FOLK 571 - Southern Music
Section 1: William Ferris
8:00 - 9:15 TR; 0038 Graham Memorial
Explores the history of music in the American South from its roots to 20th-century musical forms, revealing how music serves as a window on the region's history and culture.
FOLK 610 - African American Vernacular Music
Section 1: Glenn Hinson
4:00 - 5:15 MW; 317 Bingham
Explores performance traditions in African American music, tracing development from African song through reels, blues, gospel and contemporary vernacular expression. Focuses on continuity, creativity and change within African American aesthetics.

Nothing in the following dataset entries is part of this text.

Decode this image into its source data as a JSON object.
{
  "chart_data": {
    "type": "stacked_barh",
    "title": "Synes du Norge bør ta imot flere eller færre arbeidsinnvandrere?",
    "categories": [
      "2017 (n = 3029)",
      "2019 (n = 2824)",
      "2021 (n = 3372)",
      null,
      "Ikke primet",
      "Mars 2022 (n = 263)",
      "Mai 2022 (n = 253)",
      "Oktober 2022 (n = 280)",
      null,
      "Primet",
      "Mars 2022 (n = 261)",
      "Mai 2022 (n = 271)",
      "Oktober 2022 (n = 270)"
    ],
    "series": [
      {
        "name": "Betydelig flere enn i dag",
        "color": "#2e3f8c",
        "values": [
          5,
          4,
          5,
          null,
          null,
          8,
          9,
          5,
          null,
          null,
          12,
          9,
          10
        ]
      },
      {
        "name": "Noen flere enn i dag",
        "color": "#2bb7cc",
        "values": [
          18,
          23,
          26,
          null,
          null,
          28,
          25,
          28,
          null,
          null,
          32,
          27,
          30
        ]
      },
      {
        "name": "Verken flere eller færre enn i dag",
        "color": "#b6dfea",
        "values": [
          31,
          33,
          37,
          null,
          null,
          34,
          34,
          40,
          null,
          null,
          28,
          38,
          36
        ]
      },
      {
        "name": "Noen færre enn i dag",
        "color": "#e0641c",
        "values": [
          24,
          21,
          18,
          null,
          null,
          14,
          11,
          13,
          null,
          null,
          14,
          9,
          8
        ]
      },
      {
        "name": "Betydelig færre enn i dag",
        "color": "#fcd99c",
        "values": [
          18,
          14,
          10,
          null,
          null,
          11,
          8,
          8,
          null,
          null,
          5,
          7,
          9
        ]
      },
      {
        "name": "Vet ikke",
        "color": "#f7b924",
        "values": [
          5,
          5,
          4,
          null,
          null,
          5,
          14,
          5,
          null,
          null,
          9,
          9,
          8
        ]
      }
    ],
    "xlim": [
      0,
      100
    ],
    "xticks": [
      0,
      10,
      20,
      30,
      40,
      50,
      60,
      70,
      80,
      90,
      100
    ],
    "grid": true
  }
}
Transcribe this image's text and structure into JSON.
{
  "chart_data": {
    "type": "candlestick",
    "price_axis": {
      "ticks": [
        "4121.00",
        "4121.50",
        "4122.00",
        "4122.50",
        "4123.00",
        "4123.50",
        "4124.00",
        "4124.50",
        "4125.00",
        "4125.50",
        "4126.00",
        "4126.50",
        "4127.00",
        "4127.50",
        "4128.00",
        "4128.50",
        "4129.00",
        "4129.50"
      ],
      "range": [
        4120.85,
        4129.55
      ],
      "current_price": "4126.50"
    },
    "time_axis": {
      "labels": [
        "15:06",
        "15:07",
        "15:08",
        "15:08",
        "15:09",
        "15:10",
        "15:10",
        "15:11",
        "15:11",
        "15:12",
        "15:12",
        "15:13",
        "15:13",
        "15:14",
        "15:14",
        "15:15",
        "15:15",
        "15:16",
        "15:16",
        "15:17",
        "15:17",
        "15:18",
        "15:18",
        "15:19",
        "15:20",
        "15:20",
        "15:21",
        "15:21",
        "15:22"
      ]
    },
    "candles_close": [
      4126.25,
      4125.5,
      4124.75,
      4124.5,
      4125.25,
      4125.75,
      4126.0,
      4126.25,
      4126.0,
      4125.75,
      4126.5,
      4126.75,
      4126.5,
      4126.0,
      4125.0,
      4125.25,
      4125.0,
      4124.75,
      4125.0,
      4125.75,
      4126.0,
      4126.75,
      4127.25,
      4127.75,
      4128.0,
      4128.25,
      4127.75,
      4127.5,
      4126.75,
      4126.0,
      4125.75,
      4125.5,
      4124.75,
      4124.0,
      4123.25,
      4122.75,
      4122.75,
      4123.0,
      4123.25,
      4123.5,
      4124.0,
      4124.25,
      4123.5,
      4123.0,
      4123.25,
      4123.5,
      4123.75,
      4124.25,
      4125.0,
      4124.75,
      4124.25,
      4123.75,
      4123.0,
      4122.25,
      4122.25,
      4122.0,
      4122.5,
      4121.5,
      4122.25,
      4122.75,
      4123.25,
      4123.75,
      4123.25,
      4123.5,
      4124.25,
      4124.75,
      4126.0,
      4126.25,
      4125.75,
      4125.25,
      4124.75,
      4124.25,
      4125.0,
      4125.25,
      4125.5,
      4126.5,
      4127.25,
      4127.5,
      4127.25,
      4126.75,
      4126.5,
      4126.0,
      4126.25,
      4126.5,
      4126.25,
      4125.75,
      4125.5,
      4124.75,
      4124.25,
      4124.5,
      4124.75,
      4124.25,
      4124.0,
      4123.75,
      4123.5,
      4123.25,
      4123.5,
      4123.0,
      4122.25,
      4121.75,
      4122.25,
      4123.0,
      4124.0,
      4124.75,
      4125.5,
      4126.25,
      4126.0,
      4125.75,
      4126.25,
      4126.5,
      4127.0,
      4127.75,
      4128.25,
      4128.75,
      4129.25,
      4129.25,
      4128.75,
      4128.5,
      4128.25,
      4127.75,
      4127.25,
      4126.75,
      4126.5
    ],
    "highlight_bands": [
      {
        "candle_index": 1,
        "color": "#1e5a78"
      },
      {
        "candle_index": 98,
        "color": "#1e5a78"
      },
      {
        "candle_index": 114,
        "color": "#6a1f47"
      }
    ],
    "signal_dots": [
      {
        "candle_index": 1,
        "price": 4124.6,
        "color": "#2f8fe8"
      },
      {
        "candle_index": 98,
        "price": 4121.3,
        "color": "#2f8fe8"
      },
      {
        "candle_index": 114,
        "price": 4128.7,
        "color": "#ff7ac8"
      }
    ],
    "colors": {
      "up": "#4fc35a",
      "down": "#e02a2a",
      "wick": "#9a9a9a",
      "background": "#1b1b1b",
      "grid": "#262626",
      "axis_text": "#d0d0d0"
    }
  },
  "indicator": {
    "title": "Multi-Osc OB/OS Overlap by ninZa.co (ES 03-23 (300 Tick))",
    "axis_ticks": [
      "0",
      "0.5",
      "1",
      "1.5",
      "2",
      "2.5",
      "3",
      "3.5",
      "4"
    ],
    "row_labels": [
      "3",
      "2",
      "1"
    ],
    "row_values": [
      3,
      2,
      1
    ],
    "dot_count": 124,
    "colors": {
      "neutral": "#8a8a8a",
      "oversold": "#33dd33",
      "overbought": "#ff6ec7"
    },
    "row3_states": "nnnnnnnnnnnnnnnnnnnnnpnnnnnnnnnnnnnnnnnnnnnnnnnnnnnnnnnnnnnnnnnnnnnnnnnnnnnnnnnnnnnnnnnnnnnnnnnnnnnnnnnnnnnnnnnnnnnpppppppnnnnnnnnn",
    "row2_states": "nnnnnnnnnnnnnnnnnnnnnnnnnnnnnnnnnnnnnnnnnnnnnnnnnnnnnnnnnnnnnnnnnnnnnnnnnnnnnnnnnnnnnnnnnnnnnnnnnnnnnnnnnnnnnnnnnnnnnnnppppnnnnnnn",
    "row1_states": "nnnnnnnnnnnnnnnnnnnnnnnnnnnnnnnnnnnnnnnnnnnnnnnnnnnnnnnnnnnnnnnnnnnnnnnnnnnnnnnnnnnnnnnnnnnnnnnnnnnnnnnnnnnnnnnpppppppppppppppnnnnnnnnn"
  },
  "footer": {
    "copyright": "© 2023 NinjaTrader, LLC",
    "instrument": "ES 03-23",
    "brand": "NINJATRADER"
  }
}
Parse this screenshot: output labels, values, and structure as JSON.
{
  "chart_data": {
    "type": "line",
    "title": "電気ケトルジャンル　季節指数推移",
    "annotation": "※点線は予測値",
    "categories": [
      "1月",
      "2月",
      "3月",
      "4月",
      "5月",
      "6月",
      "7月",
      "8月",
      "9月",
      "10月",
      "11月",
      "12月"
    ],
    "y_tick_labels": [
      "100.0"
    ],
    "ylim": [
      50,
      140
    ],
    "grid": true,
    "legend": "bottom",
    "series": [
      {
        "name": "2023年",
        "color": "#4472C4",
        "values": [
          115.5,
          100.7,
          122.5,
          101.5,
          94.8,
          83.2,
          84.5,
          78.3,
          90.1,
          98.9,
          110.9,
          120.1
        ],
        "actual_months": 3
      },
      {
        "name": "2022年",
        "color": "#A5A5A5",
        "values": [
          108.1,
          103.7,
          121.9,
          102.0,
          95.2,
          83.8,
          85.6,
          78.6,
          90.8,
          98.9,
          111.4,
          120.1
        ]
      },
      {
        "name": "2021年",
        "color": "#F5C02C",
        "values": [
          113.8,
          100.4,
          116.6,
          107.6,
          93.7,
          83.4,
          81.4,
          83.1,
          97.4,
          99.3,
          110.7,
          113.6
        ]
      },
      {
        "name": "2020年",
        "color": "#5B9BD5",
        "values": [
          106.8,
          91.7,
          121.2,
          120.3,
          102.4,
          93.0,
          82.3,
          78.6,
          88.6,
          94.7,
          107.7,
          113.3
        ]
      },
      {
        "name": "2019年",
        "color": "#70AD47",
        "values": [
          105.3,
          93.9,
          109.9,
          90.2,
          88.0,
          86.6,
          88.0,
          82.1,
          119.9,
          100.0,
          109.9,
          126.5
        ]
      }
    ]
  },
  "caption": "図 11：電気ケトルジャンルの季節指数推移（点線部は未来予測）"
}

FOLK 690 - Documentary Writing: Creative
Nonfiction Through Fieldwork
Section 1: Paul Hendrickson
3:30 - 5:50 W; 204 Murphey
A writing/reading course built entirely around the use of photographs, and the crafting of compelling nonfiction narratives from them. The essential concept will be to employ photographs as storytelling vehicles. So we will be using curling, drugstore-printed Kodak shots from our own family albums. We will be using searing and famous images from history books. We will be taking things from yesterday's newspaper. We may even be using pictures that were made last week by the workshop participants outside the campus gates with a disposable camera from CVS or a sophisticated digital Nikon. In all of this, there will be one overriding aim: to achieve memorable, full-bodied stories. To locate the strange, evocative universes sealed inside the four rectangular walls of a photograph. Those storytelling universes are always there, if you know how to look, if you know how to discover. Writers as diverse as the poet Mark Strand and the novelist Don DeLillo and the memoirist Wright Morris have long recognized the documentary power of a photograph to launch a story in our imaginations. Here, we are going to employ memory and imagination, but most of all we are going to make use of fact—everything that can be found out, gleaned, uncovered, dug up, stumbled upon. Because first and last, this is nonfiction work, this is the art of reported fact, this is documentary digging—sometimes even within our own family histories. So a lot of the course will go forward trying to use the tools and techniques of both journalism and traditional documentary work: good, old-fashioned reporting, research, legwork, observation, listening, thinking, sifting. And then trying to turn all of that into writing gold.
FOLK 850 - Folklore Theory
Section 1: Patricia Sawin
2:00 - 4:45 T; TBD
A systematic overview of the major issues and perspectives informing two centuries of folklore study, including social base, tradition, evolution, diffusion, structure, function, interpretation, performance, feminism and ideology.